ECC B it appears is for permanent residents only, I left once and it was taken care of at the airport and I filled out no form, but it's been a very long time nearly 11 years. 

So for sure, I'd get this taken care of I think 3 days before departure through the PBI or their PBI Satellite offices. here's a link to the PBI they do answer either their phone calls or text messages. https://www.facebook.com/officialbureauofimmigration

Satellite office location finder. Directory of Transactions


----------



## Manitoba (Jun 25, 2014)

You can usually get several pictures for ID purposes at lots of places in malls etc for less than 100 p.You have a choice of different packages of 2x2's 1x1's etc. Basically what will fit on a 5x7 picture and they cut them out for you. Ready in about 15 minutes. 

I always have a few as you often need them in this part of the world, used one yesterday.


----------



## Zep (Jun 8, 2017)

OK, I will just get some 2x2 pictures and print the forms and show up at MarQuee Mall. Sucks I got to go back again after 3 days to retrieve the passport. Thanks all.


----------



## Zep (Jun 8, 2017)

Got the ECC today and what a cluster.

Here is what you need according to this BI office:

1. Copy of cover page from passport
2. Copy of last entry stamp from passport
3. Copy of last Visa extension sticker from passport
4. Copy of receipt of last Visa extension
5. Four 2x2 pictures
6. Copy of Airline Ticket

Nowhere on the website does it say this and of course I did not bring items 4 and 6. On 6 I asked the guy if a copy of the itinerary was ok and he said no it had to be the ticket. Tried to explain to him that it is a electronic ticket and I would not get it until I depart. Tells me to get it from the airline and I began arguing but decided to let the wife talk to him. He still wanted the ticket but sends her to this business next door that does copies and passport photos. Turns out he can help with all of the above including #4 and #6.

He says you just pay an extra P500 to BI for the missing receipt and he can print the ticket info from my itinerary from my email. I log in and print the itinerary. I said what about needing the ticket and he says not needed. I take this pile of stuff to the BI guy and he processes it.

Oh, and you still need to return in 3 days to get your passport but I got mine back and the ECC in 30 minutes. winkwink


----------



## Manitoba (Jun 25, 2014)

Zep said:


> '''''
> He says you just pay an extra P500 to BI for the missing receipt and he can print the ticket info from my itinerary from my email. ....
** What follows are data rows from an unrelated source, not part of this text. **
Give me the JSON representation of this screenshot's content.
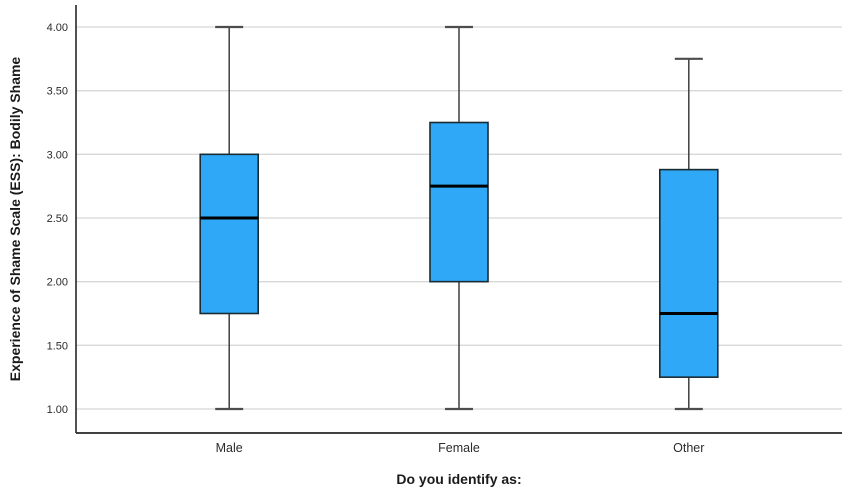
{
  "figure": {
    "background": "#ffffff"
  },
  "chart_data": {
    "type": "boxplot",
    "title": "",
    "xlabel": "Do you identify as:",
    "ylabel": "Experience of Shame Scale (ESS): Bodily Shame",
    "categories": [
      "Male",
      "Female",
      "Other"
    ],
    "series": [
      {
        "name": "Male",
        "min": 1.0,
        "q1": 1.75,
        "median": 2.5,
        "q3": 3.0,
        "max": 4.0
      },
      {
        "name": "Female",
        "min": 1.0,
        "q1": 2.0,
        "median": 2.75,
        "q3": 3.25,
        "max": 4.0
      },
      {
        "name": "Other",
        "min": 1.0,
        "q1": 1.25,
        "median": 1.75,
        "q3": 2.88,
        "max": 3.75
      }
    ],
    "ytick_labels": [
      "1.00",
      "1.50",
      "2.00",
      "2.50",
      "3.00",
      "3.50",
      "4.00"
    ],
    "ytick_values": [
      1.0,
      1.5,
      2.0,
      2.5,
      3.0,
      3.5,
      4.0
    ],
    "ylim": [
      1.0,
      4.0
    ],
    "grid": true,
    "legend": "none",
    "colors": {
      "box_fill": "#2EA8F7",
      "box_stroke": "#1b2b33",
      "median": "#000000",
      "whisker": "#3f3f3f",
      "cap": "#4d4d4d",
      "gridline": "#d8d8d8",
      "axis": "#262626",
      "text": "#2b2b2b"
    }
  }
}
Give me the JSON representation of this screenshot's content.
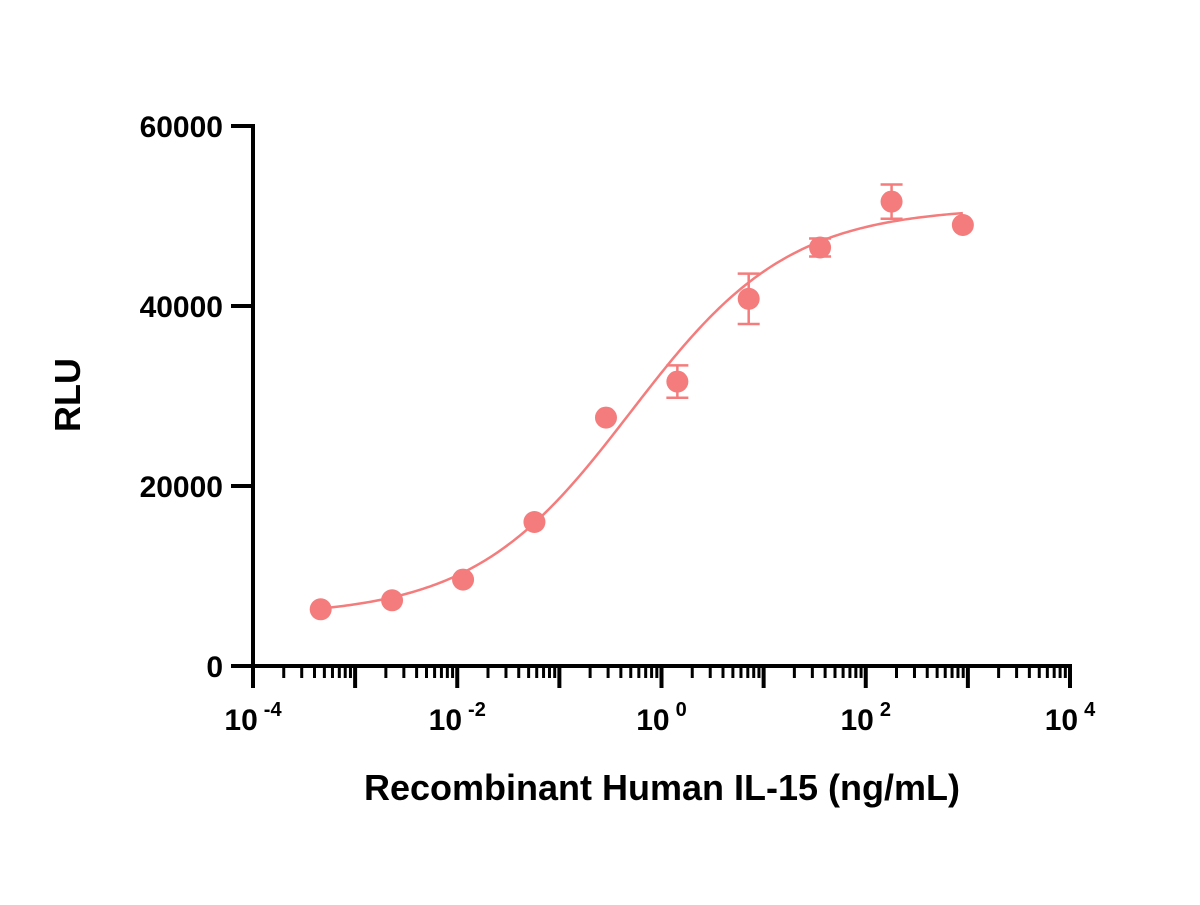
{
  "chart_data": {
    "type": "scatter",
    "xlabel": "Recombinant Human IL-15 (ng/mL)",
    "ylabel": "RLU",
    "x_scale": "log10",
    "xlim": [
      0.0001,
      10000
    ],
    "ylim": [
      0,
      60000
    ],
    "x_ticks": [
      {
        "base": "10",
        "exp": "-4",
        "value": 0.0001
      },
      {
        "base": "10",
        "exp": "-2",
        "value": 0.01
      },
      {
        "base": "10",
        "exp": "0",
        "value": 1
      },
      {
        "base": "10",
        "exp": "2",
        "value": 100
      },
      {
        "base": "10",
        "exp": "4",
        "value": 10000
      }
    ],
    "y_ticks": [
      {
        "label": "0",
        "value": 0
      },
      {
        "label": "20000",
        "value": 20000
      },
      {
        "label": "40000",
        "value": 40000
      },
      {
        "label": "60000",
        "value": 60000
      }
    ],
    "grid": false,
    "color": "#f47c7c",
    "points": [
      {
        "x": 0.00046,
        "y": 6300,
        "err": 0
      },
      {
        "x": 0.0023,
        "y": 7300,
        "err": 0
      },
      {
        "x": 0.0114,
        "y": 9600,
        "err": 0
      },
      {
        "x": 0.057,
        "y": 16000,
        "err": 0
      },
      {
        "x": 0.286,
        "y": 27600,
        "err": 0
      },
      {
        "x": 1.43,
        "y": 31600,
        "err": 1800
      },
      {
        "x": 7.14,
        "y": 40800,
        "err": 2800
      },
      {
        "x": 35.7,
        "y": 46500,
        "err": 1000
      },
      {
        "x": 179,
        "y": 51600,
        "err": 1900
      },
      {
        "x": 893,
        "y": 49000,
        "err": 0
      }
    ],
    "fit_curve": {
      "model": "4PL",
      "bottom": 5500,
      "top": 51000,
      "log_ec50": -0.3,
      "hill": 0.56
    }
  }
}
The old 500 p additional payment no receipt route?

Things are so bureaucratic and difficult to do so anyone will pay the extra 500 to avoid a day standing in line, they then don't pay the people enough to actually do their jobs so the only way they can support their families is to become corrupt thus propagating the system.

Here is a radical idea, pay them enough to be able to afford to be honest then throw anyone taking or giving bribes in jail or out of the country.


----------